Emily Howie, Director of Legal advocacy at the Human Rights Law Centre and report co-author, said that there is a clear and worrying trend of Australian governments seeking to restrict the free speech of not-for-profit organisations, through practices such as gag clauses in funding agreements and threats to hamstring advocacy groups’ ability to fundraise.
Environmental organisations have fought to save some of Australia’s most loved places, from the Franklin River to the Barrier Reef, but the Australian Government has not ruled out changes to tax regulations that will restrict the ability of environmental organisations to fundraise and to challenge projects that damage the environment.
The report also considers recent moves to ban foreign funding to NGOs and to limit NGO engagement in election activity.
The report contains ten recommendations for law, policy and practical reform.

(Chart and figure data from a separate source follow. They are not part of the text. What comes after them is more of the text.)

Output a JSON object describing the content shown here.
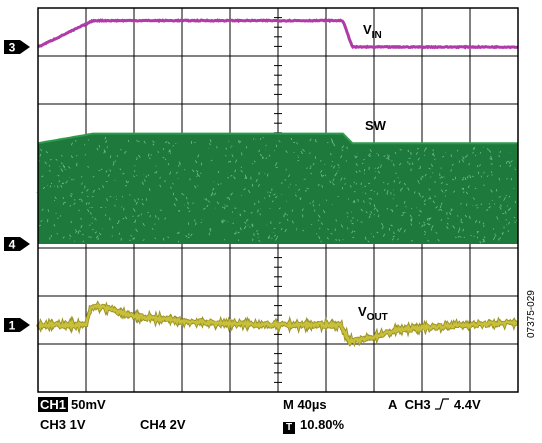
{
  "chart_data": {
    "type": "line",
    "title": "",
    "grid": true,
    "divisions": {
      "x": 10,
      "y": 8
    },
    "series": [
      {
        "name": "VIN",
        "label_main": "V",
        "label_sub": "IN",
        "channel": "3",
        "color": "#b03aa8",
        "unit": "div",
        "x_div": [
          0,
          1.15,
          6.35,
          6.55,
          10
        ],
        "y_div": [
          0,
          0.55,
          0.55,
          0,
          0
        ]
      },
      {
        "name": "SW",
        "channel": "4",
        "color": "#1e7a3c",
        "band_bottom_div": 0,
        "x_div": [
          0,
          1.15,
          6.35,
          6.55,
          10
        ],
        "band_top_div": [
          2.1,
          2.3,
          2.3,
          2.1,
          2.1
        ]
      },
      {
        "name": "VOUT",
        "label_main": "V",
        "label_sub": "OUT",
        "channel": "1",
        "color": "#c9c03a",
        "x_div": [
          0,
          1.0,
          1.1,
          1.25,
          2.0,
          3.0,
          4.0,
          5.0,
          6.3,
          6.5,
          6.8,
          7.5,
          8.5,
          10
        ],
        "y_div": [
          0,
          0,
          0.35,
          0.4,
          0.18,
          0.08,
          0.03,
          0,
          0,
          -0.35,
          -0.3,
          -0.1,
          -0.02,
          0.05
        ]
      }
    ]
  },
  "scope_settings": {
    "ch1": "CH1",
    "ch1_scale": "50mV",
    "ch3_scale": "CH3 1V",
    "ch4_scale": "CH4 2V",
    "timebase": "M 40µs",
    "trigger_prefix": "A",
    "trigger_channel": "CH3",
    "trigger_level": "4.4V",
    "trigger_icon": "rising-edge-icon",
    "trigger_marker": "T",
    "trigger_position": "10.80%"
  },
  "figure_id": "07375-029"
}
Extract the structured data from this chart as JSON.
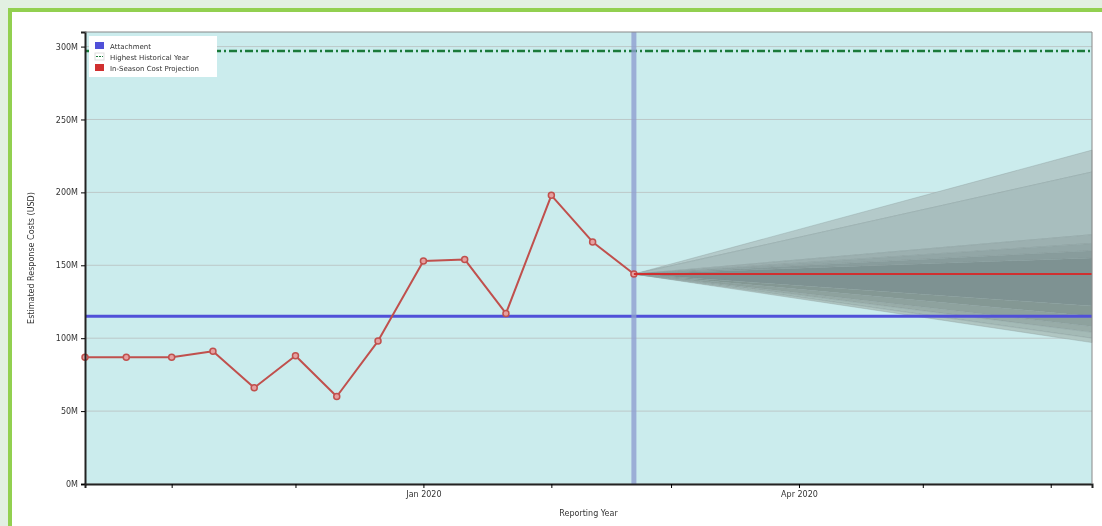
{
  "chart_data": {
    "type": "line",
    "xlabel": "Reporting Year",
    "ylabel": "Estimated Response Costs (USD)",
    "xlim": [
      "2019-10-11",
      "2020-06-11"
    ],
    "ylim": [
      0,
      310
    ],
    "xticks": [
      {
        "value": "2019-11-01",
        "label": null
      },
      {
        "value": "2019-12-01",
        "label": null
      },
      {
        "value": "2020-01-01",
        "label": "Jan 2020"
      },
      {
        "value": "2020-02-01",
        "label": null
      },
      {
        "value": "2020-03-01",
        "label": null
      },
      {
        "value": "2020-04-01",
        "label": "Apr 2020"
      },
      {
        "value": "2020-05-01",
        "label": null
      },
      {
        "value": "2020-06-01",
        "label": null
      }
    ],
    "yticks": [
      {
        "value": 0,
        "label": "0M"
      },
      {
        "value": 50,
        "label": "50M"
      },
      {
        "value": 100,
        "label": "100M"
      },
      {
        "value": 150,
        "label": "150M"
      },
      {
        "value": 200,
        "label": "200M"
      },
      {
        "value": 250,
        "label": "250M"
      },
      {
        "value": 300,
        "label": "300M"
      }
    ],
    "grid": "y",
    "legend": "top left",
    "series": [
      {
        "color": "#c0504d",
        "marker": "circle",
        "x": [
          "2019-10-11",
          "2019-10-21",
          "2019-11-01",
          "2019-11-11",
          "2019-11-21",
          "2019-12-01",
          "2019-12-11",
          "2019-12-21",
          "2020-01-01",
          "2020-01-11",
          "2020-01-21",
          "2020-02-01",
          "2020-02-11",
          "2020-02-21"
        ],
        "values": [
          87,
          87,
          87,
          91,
          66,
          88,
          60,
          98,
          153,
          154,
          117,
          198,
          166,
          144
        ]
      },
      {
        "type": "line",
        "color": "#b4caca",
        "x": [
          "2020-02-21",
          "2020-06-11"
        ],
        "values": [
          null,
          null
        ],
        "lower": [
          144,
          214
        ],
        "upper": [
          144,
          229
        ]
      },
      {
        "type": "line",
        "color": "#a8bebe",
        "x": [
          "2020-02-21",
          "2020-06-11"
        ],
        "values": [
          null,
          null
        ],
        "lower": [
          144,
          171
        ],
        "upper": [
          144,
          214
        ]
      },
      {
        "type": "line",
        "color": "#9cb0b0",
        "x": [
          "2020-02-21",
          "2020-06-11"
        ],
        "values": [
          null,
          null
        ],
        "lower": [
          144,
          165
        ],
        "upper": [
          144,
          171
        ]
      },
      {
        "type": "line",
        "color": "#92a6a6",
        "x": [
          "2020-02-21",
          "2020-06-11"
        ],
        "values": [
          null,
          null
        ],
        "lower": [
          144,
          160
        ],
        "upper": [
          144,
          165
        ]
      },
      {
        "type": "line",
        "color": "#889c9c",
        "x": [
          "2020-02-21",
          "2020-06-11"
        ],
        "values": [
          null,
          null
        ],
        "lower": [
          144,
          155
        ],
        "upper": [
          144,
          160
        ]
      },
      {
        "type": "line",
        "color": "#7e9292",
        "x": [
          "2020-02-21",
          "2020-06-11"
        ],
        "values": [
          null,
          null
        ],
        "lower": [
          144,
          122
        ],
        "upper": [
          144,
          155
        ]
      },
      {
        "type": "line",
        "color": "#849894",
        "x": [
          "2020-02-21",
          "2020-06-11"
        ],
        "values": [
          null,
          null
        ],
        "lower": [
          144,
          115
        ],
        "upper": [
          144,
          122
        ]
      },
      {
        "type": "line",
        "color": "#8ea29e",
        "x": [
          "2020-02-21",
          "2020-06-11"
        ],
        "values": [
          null,
          null
        ],
        "lower": [
          144,
          108
        ],
        "upper": [
          144,
          115
        ]
      },
      {
        "type": "line",
        "color": "#98aca8",
        "x": [
          "2020-02-21",
          "2020-06-11"
        ],
        "values": [
          null,
          null
        ],
        "lower": [
          144,
          104
        ],
        "upper": [
          144,
          108
        ]
      },
      {
        "type": "line",
        "color": "#a4bab6",
        "x": [
          "2020-02-21",
          "2020-06-11"
        ],
        "values": [
          null,
          null
        ],
        "lower": [
          144,
          100
        ],
        "upper": [
          144,
          104
        ]
      },
      {
        "type": "line",
        "color": "#b0c6c2",
        "x": [
          "2020-02-21",
          "2020-06-11"
        ],
        "values": [
          null,
          null
        ],
        "lower": [
          144,
          97
        ],
        "upper": [
          144,
          100
        ]
      },
      {
        "name": "In-Season Cost Projection",
        "color": "#d03030",
        "marker": "none",
        "x": [
          "2020-02-21",
          "2020-06-11"
        ],
        "values": [
          144,
          144
        ]
      }
    ],
    "ref_lines": [
      {
        "axis": "y",
        "value": 115,
        "label": "Attachment",
        "color": "#5050d8",
        "line_style": "solid"
      },
      {
        "axis": "y",
        "value": 297,
        "label": "Highest Historical Year",
        "color": "#1a7a3a",
        "line_style": "dashdot"
      },
      {
        "axis": "x",
        "value": "2020-02-21",
        "label": null,
        "color": "#8f9fd0",
        "line_style": "solid"
      }
    ]
  }
}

The report is endorsed by fifteen of Australia’s best known NGOs including Australian Progress, Pro Bono Australia, Oxfam, ACOSS, the National Congress of Australia’s First Peoples, the Australian Conservation Foundation, Choice, Community Council for Australia, ActionAid, GetUp!, the Wilderness Society, the National Association of Community Legal Centres, Community Legal Centres NSW, Justice Connect and the Reichstein Foundation.